Atrial fibrillation (AF) is a common heart rhythm disorder that can lead to many complications, including a significant increase in the risk of stroke. Oral anticoagulation therapy — drugs commonly known as blood thinners — can reduce the risk of stroke in patients with AF by helping to prevent the formation of blood clots. But despite evidence pointing to the efficacy and safety of this treatment, the therapy has remained underutilized.
In 2013, the American Heart Association launched a national initiative to improve quality of care for patients with AF, including increasing the use of stroke prevention therapies when recommended under national guidelines. The program, called Get With the Guidelines-AFIB, provides participating hospitals with resources such as a clinical decision support tool, workshops and webinars for providers, patient education, and data collection and feedback.

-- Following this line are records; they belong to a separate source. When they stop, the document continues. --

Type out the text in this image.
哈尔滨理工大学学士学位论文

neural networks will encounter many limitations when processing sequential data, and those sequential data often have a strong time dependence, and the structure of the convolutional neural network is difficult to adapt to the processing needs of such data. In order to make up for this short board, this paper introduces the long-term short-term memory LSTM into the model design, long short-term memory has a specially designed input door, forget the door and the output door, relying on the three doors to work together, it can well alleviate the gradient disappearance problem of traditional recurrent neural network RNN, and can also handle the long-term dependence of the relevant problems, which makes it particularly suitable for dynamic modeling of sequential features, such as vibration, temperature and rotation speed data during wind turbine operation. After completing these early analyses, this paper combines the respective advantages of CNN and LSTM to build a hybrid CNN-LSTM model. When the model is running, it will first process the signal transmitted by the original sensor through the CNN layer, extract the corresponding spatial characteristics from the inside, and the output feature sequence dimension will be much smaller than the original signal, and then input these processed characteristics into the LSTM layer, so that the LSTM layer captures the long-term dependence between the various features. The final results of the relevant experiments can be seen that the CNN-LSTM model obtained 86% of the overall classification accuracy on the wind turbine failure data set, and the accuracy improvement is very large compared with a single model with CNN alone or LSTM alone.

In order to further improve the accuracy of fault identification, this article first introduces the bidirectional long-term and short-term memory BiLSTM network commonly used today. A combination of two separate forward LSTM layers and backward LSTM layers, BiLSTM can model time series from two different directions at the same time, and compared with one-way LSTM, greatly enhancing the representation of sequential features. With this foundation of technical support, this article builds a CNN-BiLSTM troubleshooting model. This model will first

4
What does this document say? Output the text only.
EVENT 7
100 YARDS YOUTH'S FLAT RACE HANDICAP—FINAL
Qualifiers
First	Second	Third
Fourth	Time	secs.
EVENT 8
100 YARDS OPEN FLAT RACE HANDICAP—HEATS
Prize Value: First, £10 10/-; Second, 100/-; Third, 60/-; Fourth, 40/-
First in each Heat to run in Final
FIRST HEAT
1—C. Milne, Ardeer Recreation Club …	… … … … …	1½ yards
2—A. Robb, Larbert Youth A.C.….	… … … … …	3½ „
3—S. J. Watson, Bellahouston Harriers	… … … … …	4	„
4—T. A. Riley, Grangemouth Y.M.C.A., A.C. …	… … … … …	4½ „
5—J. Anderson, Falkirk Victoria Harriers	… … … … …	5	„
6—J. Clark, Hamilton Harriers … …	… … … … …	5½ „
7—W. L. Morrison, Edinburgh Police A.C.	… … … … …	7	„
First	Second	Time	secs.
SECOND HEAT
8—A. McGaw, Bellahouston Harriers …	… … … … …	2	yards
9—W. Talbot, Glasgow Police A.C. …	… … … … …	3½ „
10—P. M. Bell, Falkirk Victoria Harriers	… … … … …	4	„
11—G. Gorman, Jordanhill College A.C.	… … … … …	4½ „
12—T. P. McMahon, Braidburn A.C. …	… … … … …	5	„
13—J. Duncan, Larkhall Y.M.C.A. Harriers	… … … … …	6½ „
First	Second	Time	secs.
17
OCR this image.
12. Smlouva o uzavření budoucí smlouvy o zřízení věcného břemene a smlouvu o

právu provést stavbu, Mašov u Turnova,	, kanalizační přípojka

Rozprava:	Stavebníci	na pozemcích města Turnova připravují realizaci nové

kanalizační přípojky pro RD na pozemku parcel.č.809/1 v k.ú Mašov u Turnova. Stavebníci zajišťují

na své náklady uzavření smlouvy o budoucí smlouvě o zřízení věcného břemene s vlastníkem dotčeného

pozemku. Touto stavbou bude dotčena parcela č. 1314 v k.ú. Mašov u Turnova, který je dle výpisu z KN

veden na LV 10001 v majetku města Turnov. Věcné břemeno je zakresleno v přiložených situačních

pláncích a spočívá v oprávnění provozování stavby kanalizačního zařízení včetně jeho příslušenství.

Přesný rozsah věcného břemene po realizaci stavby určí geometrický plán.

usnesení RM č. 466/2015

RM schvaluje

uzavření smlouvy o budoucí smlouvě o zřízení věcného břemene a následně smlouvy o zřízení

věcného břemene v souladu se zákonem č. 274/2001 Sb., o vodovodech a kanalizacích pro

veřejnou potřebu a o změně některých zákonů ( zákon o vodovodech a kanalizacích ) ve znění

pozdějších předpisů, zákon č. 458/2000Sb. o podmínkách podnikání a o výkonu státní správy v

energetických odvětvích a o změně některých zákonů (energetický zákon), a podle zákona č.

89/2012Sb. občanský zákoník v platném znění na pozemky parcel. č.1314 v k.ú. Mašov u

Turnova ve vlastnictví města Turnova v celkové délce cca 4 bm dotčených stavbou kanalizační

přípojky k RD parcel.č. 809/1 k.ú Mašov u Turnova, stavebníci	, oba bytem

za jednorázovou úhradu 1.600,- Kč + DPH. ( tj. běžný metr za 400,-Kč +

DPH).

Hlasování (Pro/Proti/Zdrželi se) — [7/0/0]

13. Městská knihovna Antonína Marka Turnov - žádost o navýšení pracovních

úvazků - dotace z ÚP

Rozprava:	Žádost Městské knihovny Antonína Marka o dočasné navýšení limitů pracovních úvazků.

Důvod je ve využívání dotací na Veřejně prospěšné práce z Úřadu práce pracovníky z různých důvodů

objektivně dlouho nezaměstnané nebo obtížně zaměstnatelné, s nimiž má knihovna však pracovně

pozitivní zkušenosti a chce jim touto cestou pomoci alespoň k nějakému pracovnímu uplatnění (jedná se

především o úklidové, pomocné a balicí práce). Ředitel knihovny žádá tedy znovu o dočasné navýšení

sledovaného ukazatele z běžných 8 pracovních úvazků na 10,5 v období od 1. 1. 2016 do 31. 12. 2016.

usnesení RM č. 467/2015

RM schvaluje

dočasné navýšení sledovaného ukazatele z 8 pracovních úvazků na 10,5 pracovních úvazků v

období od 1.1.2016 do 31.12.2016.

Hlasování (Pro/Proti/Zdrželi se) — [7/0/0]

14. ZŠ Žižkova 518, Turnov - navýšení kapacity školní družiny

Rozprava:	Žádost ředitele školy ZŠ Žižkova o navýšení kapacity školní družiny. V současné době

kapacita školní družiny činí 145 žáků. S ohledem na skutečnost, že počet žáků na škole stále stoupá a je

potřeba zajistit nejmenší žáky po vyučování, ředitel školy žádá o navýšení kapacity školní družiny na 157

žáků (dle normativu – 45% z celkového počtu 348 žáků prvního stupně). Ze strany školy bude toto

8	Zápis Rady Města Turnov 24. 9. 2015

In the current study, investigators assessed the level of adherence to oral anticoagulation guidelines among hospitals participating in the Get With the Guidelines-AFIB program. The study included more than 33,000 patients with AF at 117 sites across the country, including at Northwestern Medicine hospitals. All patients had a CHA2DS2-VASc score of 2 or greater, which indicates a high risk for stroke and, according to national guidelines, warrants the use of blood thinners.
The study found that only 60 percent of eligible patients were treated with blood thinners at the time of hospital admission. However, the percentage of patients who were prescribed a blood thinner at discharge was high, and increased significantly over the study period — to greater than 95 percent.
The findings demonstrate that strong adherence to stroke prevention guidelines is possible, and represent an important step to improving quality of care for patients with AF. The authors note, however, that future research into adherence over the long term is needed, as a significant number of patients discontinue oral anticoagulation therapy within the first year.
The Get With the Guidelines program is funded by the American Heart Association.